Which Microstats Drive Production in the NHL?
Going beneath traditional metrics to unpack points
Microstats have always been my go-to for uncovering the hidden details that shape game outcomes. Unlike broader metrics like Corsi or expected goals, microstats drill down into specific actions like passes, zone exits, and shot types that coaches can directly translate into practice plans. I’ve long believed that metrics such as Corsi or expected goals are simply the sum of these smaller building blocks.

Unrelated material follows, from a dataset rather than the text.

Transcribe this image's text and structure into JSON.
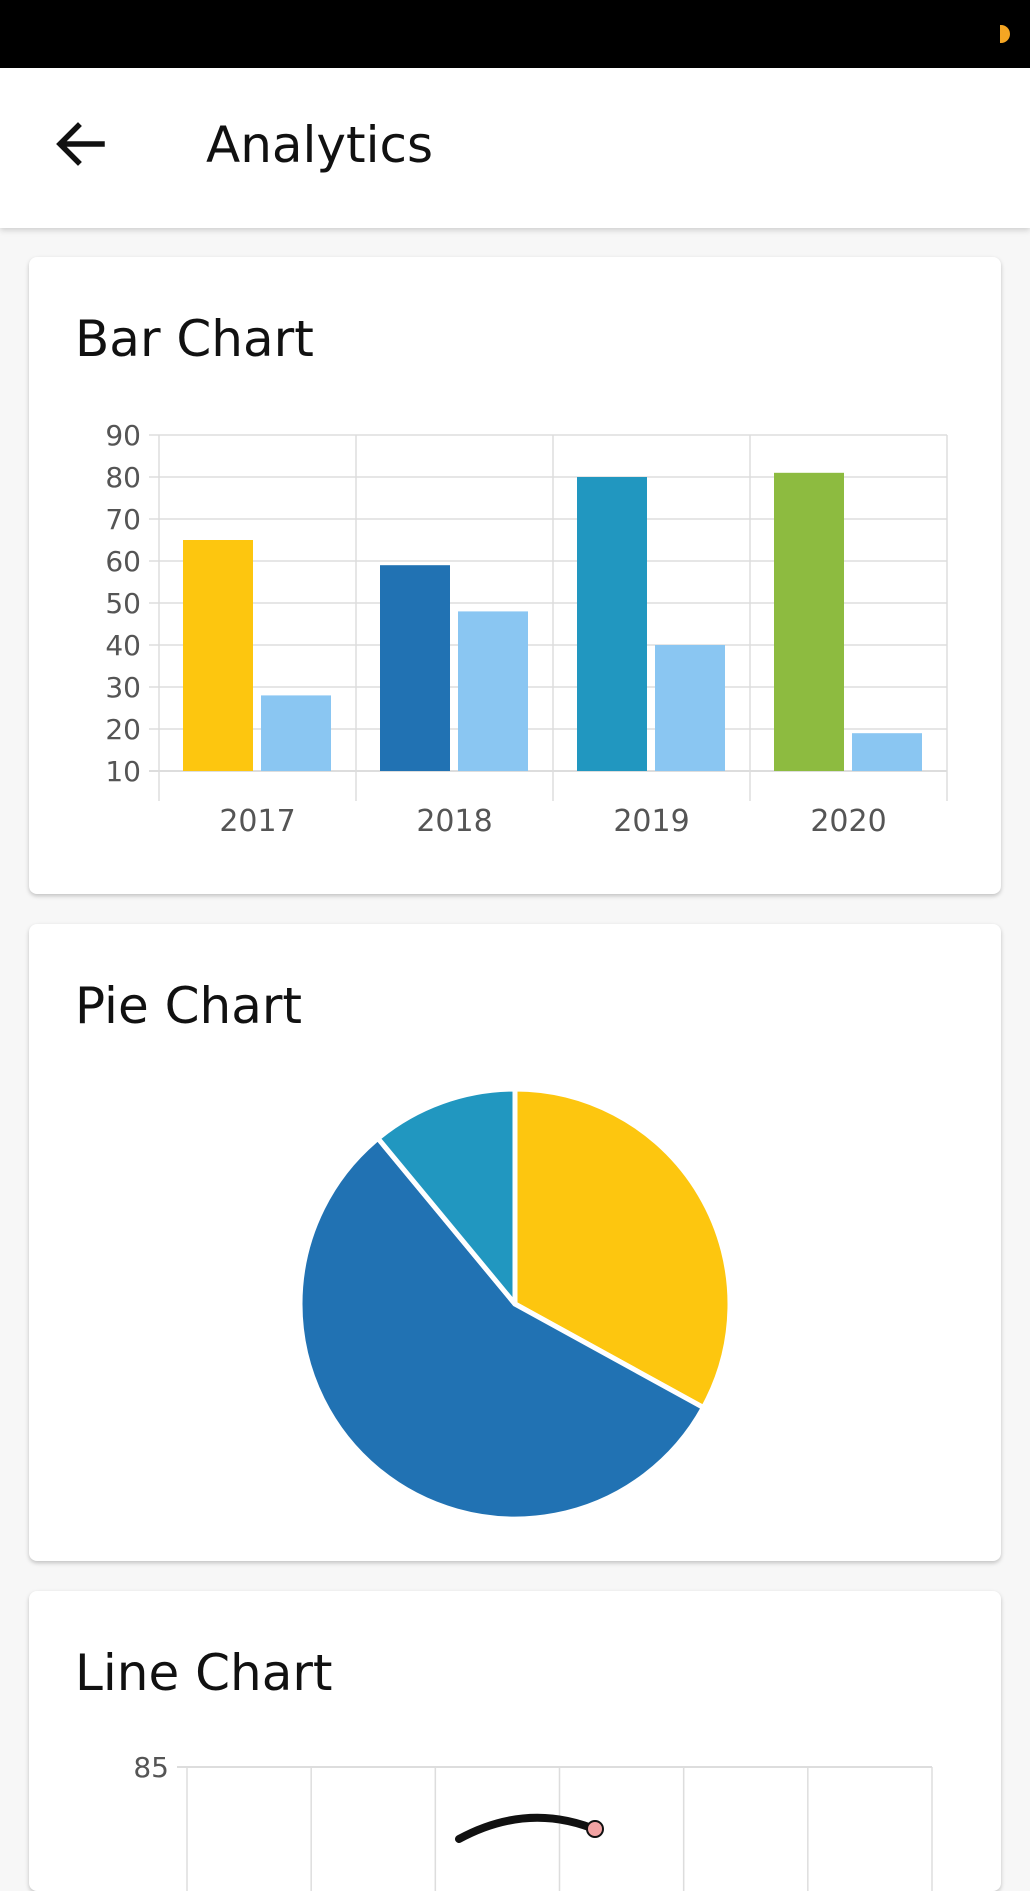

Out of curiosity, I decided to run a regression model to identify which microstats correlate most strongly with points in the NHL. Here’s what I found, how I built the model, and what it means for teams looking to boost their scoring.
My Process
Using R and AI, I built a regression model to predict points based on a range of microstats, leveraging play-by-play data (similar to what’s available from providers like Instat). I narrowed the model to 75 predictors, down from 91 in a previous version, to simplify the analysis and reduce overfitting. Packages like dplyr handled data wrangling, scales helped with formatting, and car checked for multicollinearity using Variance Inflation Factors (VIF). The goal was to create a robust, interpretable model that still captured the complexity of NHL scoring.
The model performed strongly, with an R-squared of 0.9918, meaning it explained 99.18% of the variance in points. However, the residual standard error (0.2179) was slightly higher than before, suggesting predictions were a bit less precise due to the trimmed set of predictors. I also found that four variables, controlled entries, scoring chances, shots, and zone exits per 60 minutes caused singularities, likely because they were too closely related to other variables.
Key Findings
So which microstats most strongly correlate with points?
Passes (Estimate: 1.656, p < 0.001): Every additional pass strongly boosts points. This isn’t surprising since puck movement usually creates scoring opportunities.
Shots off Rush (Estimate: 0.696, p < 0.001): Shots from rush plays have a big positive impact, reflecting the high-danger nature of fast breaks.
Exits (Estimate: 4.295, p < 0.001): Successful zone exits are a massive driver of points, likely because they kickstart offensive transitions.
Shots off Forecheck or Cycle per 60 (Estimate: 0.161, p < 0.001): Sustained pressure through forechecking or cycling leads to more points.
Rush Assists per 60 (Estimate: 0.180, p < 0.001): Assists on rush plays are a strong predictor, aligning with the importance of speed in today’s NHL.
Some results were also very interesting to see and interpret. For instance, Botched Retrievals (Estimate: 0.232, p < 0.001) and Failed Exits (Estimate: 0.238, p < 0.001) positively correlate with points, which seems accurate since having excellent on-puck decision-making will result in increased offence. On the flip side, Rushed Exits (Estimate: -0.172, p < 0.001) and Build-up Passes per 60 (Estimate: -0.138, p < 0.001) hurt points.
What Coaches Can Do
These findings are actionable. To maximize points, teams should:
Prioritize puck movement: Encourage more passes to create scoring opportunities.
Focus on rush plays: Practice quick transitions and shots off the rush, as they’re high-value actions.
Improve zone exits: Drill clean exits to spark offensive plays without losing possession.
Sustain pressure: Emphasize forechecking and cycle plays to generate shots in high-danger areas.
Final Thoughts
Microstats are a goldmine for understanding what drives scoring in the NHL. By focusing on high-impact actions like passes, rush shots, and zone exits, teams can fine-tune their strategies to generate offense. Of course, no single theory can explain everything. Hockey is simply too dynamic. But organizations with strong development teams capable of teaching and reinforcing these micro-details will set themselves apart in a league where every edge matters.
Curious why you like R over python? Python is my go to, but I would like to learn R.